The primordial role played by consciousness and self-awareness in Abu’l-Barakat’s conception of the soul impels him to try to explain the existence of unconscious psychic activities, inter alia, the organic ones (for instance, digestion) and latent memories (which, contrary to the Aristotelians, he does not regard as preserved in a part of the brain in the form of corporeal impressions, but as being incorporeal). One of these explanations is centered upon the notion of attention; some of the unconscious activities of the soul are considered as those to which the soul pays no attention.
Abu’l-Barakat’s conception of God seems to be modeled to a considerable extent upon his view of the soul. His God, unlike the Aristotelian one, is not a pure intellect but an entity that, like the human ego but with much greater powers, is engaged in many different activities and has knowledge of particulars (but not of an infinity of particulars at the same time, because the notion is self-contradictory). When His attention is engaged, He may intervene in the course of events. In other cases, this course may be regarded as causally determined, if one envisages only one chain of causes and effects. In fact, however, a large proportion of events is determined by chance, the latter notion being defined by Abu’l-Barakat as an encounter of two mutually independent chains of causes and elfects. He gives as an example the encounter of a scorpion and a man crossing a street; the direction and the speed of both are strictly determined; yet their meeting, which may lead to the man killing the scorpion or to the scorpion stinging the man, is due to chance. A similar theory of chance is set forth by Boethius, who could not have influenced Abu’l-Barakat, and is hinted at by Plotinus. These seem to be the only known precursors of Abu’l-Barakat on this point.
Personality
Quotes from others about the person
The scholar Y. Tzvi Langermann writes:
"Dissatisfied with the regnant approach, which treated time as an accident of the cosmos, al-Baghdadi drew the conclusion that time is an entity whose conception (ma'qul al-zaman) is a priori and almost as general as that of being, encompassing the sensible and the non-sensible, that which moves and that which is at rest. Our idea of time results not from abstraction, stripping accidents from perceived objects, but from a mental representation based on an innate idea. Al-Baghdadi stops short of offering a precise definition of time, stating only that 'were it to be said that time is the measure of being (miqdar al-wujud), that would be better than saying [as Aristotle does] that it is the measure of motion'. His reclassification of time as a subject for metaphysics rather than for physics represents a major conceptual shift, not a mere formalistic correction. It also breaks the traditional linkage between time and space. Concerning space, al-Baghdadi held unconventional views as well, but he did not remove its investigation from the domain of physics."

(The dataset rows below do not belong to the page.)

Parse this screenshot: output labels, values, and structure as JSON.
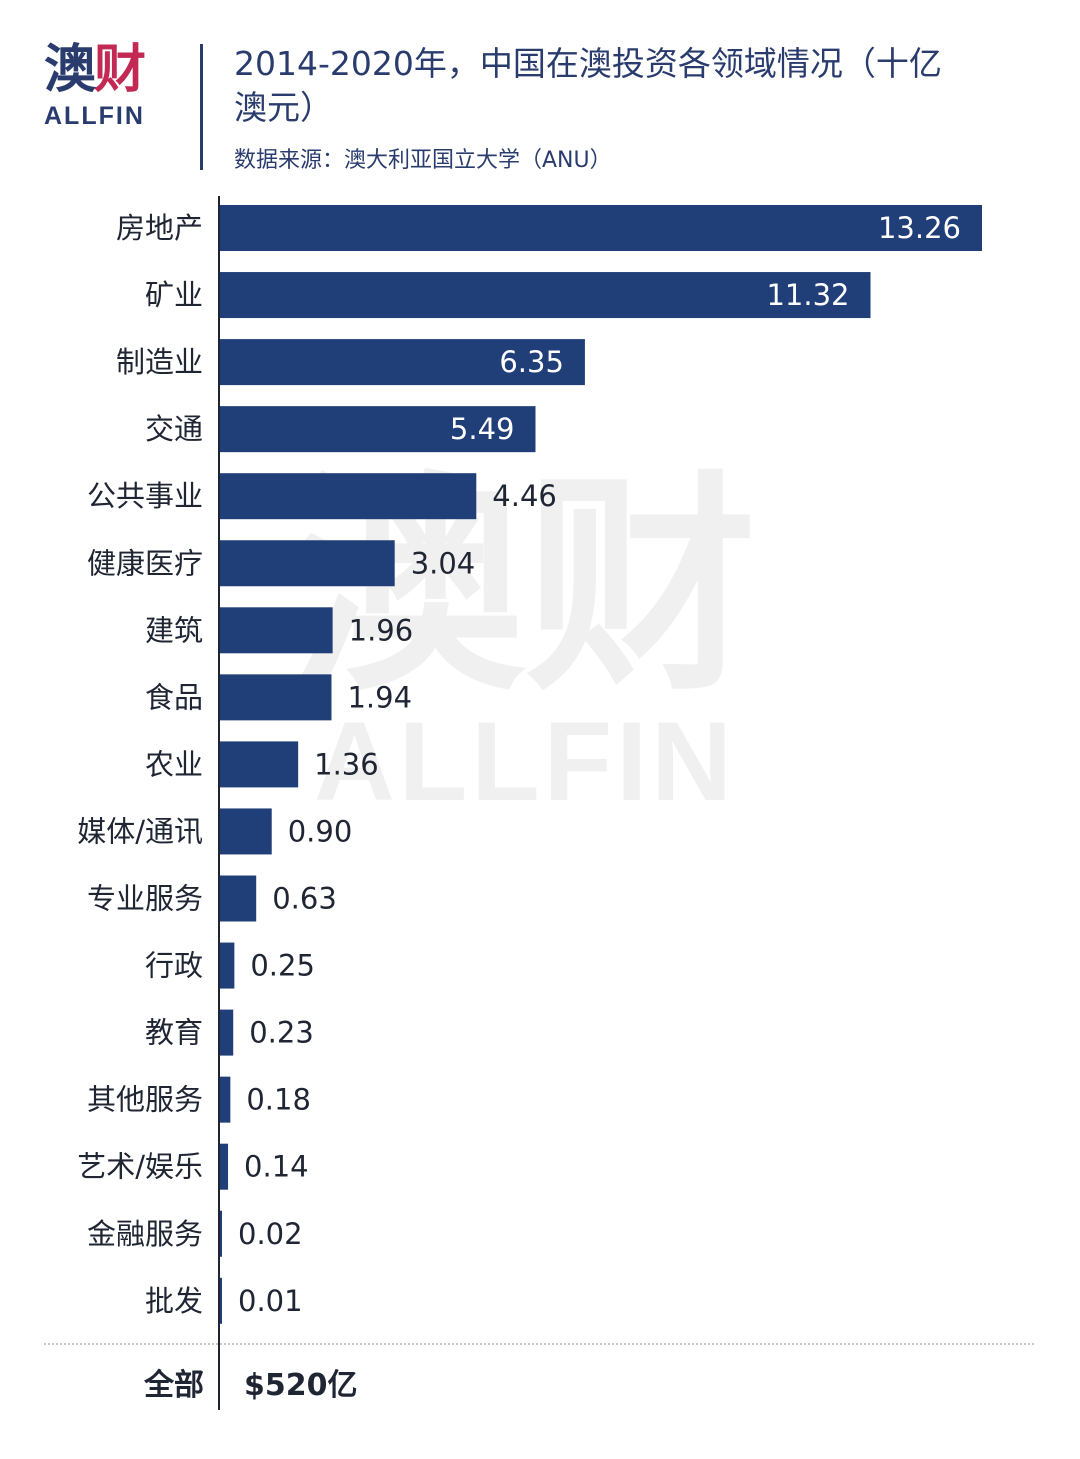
{
  "logo": {
    "cn": "澳财",
    "en": "ALLFIN"
  },
  "header": {
    "title": "2014-2020年，中国在澳投资各领域情况（十亿澳元）",
    "source": "数据来源：澳大利亚国立大学（ANU）"
  },
  "watermark": {
    "cn": "澳财",
    "en": "ALLFIN"
  },
  "colors": {
    "bar": "#203e78",
    "text": "#1f2533",
    "brand": "#2a3c6e",
    "accent": "#c22a53"
  },
  "chart_data": {
    "type": "bar",
    "orientation": "horizontal",
    "title": "2014-2020年，中国在澳投资各领域情况（十亿澳元）",
    "categories": [
      "房地产",
      "矿业",
      "制造业",
      "交通",
      "公共事业",
      "健康医疗",
      "建筑",
      "食品",
      "农业",
      "媒体/通讯",
      "专业服务",
      "行政",
      "教育",
      "其他服务",
      "艺术/娱乐",
      "金融服务",
      "批发"
    ],
    "values": [
      13.26,
      11.32,
      6.35,
      5.49,
      4.46,
      3.04,
      1.96,
      1.94,
      1.36,
      0.9,
      0.63,
      0.25,
      0.23,
      0.18,
      0.14,
      0.02,
      0.01
    ],
    "value_labels": [
      "13.26",
      "11.32",
      "6.35",
      "5.49",
      "4.46",
      "3.04",
      "1.96",
      "1.94",
      "1.36",
      "0.90",
      "0.63",
      "0.25",
      "0.23",
      "0.18",
      "0.14",
      "0.02",
      "0.01"
    ],
    "xlim": [
      0,
      13.26
    ],
    "grid": false,
    "legend": "none"
  },
  "summary": {
    "label": "全部",
    "value": "$520亿"
  }
}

On his contributions to Islamic psychology, Langermann writes:
"Al-Baghdadi's most significant departure in psychology concerns human self-awareness. Ibn Sina had raised the issue of our consciousness of our own psychic activities, but he had not fully pursued the implications for Aristotelian psychology of his approach. Al-Baghdadi took the matter much further, dispensing with the traditional psychological faculties and pressing his investigations in the direction of what we would call the unconscious."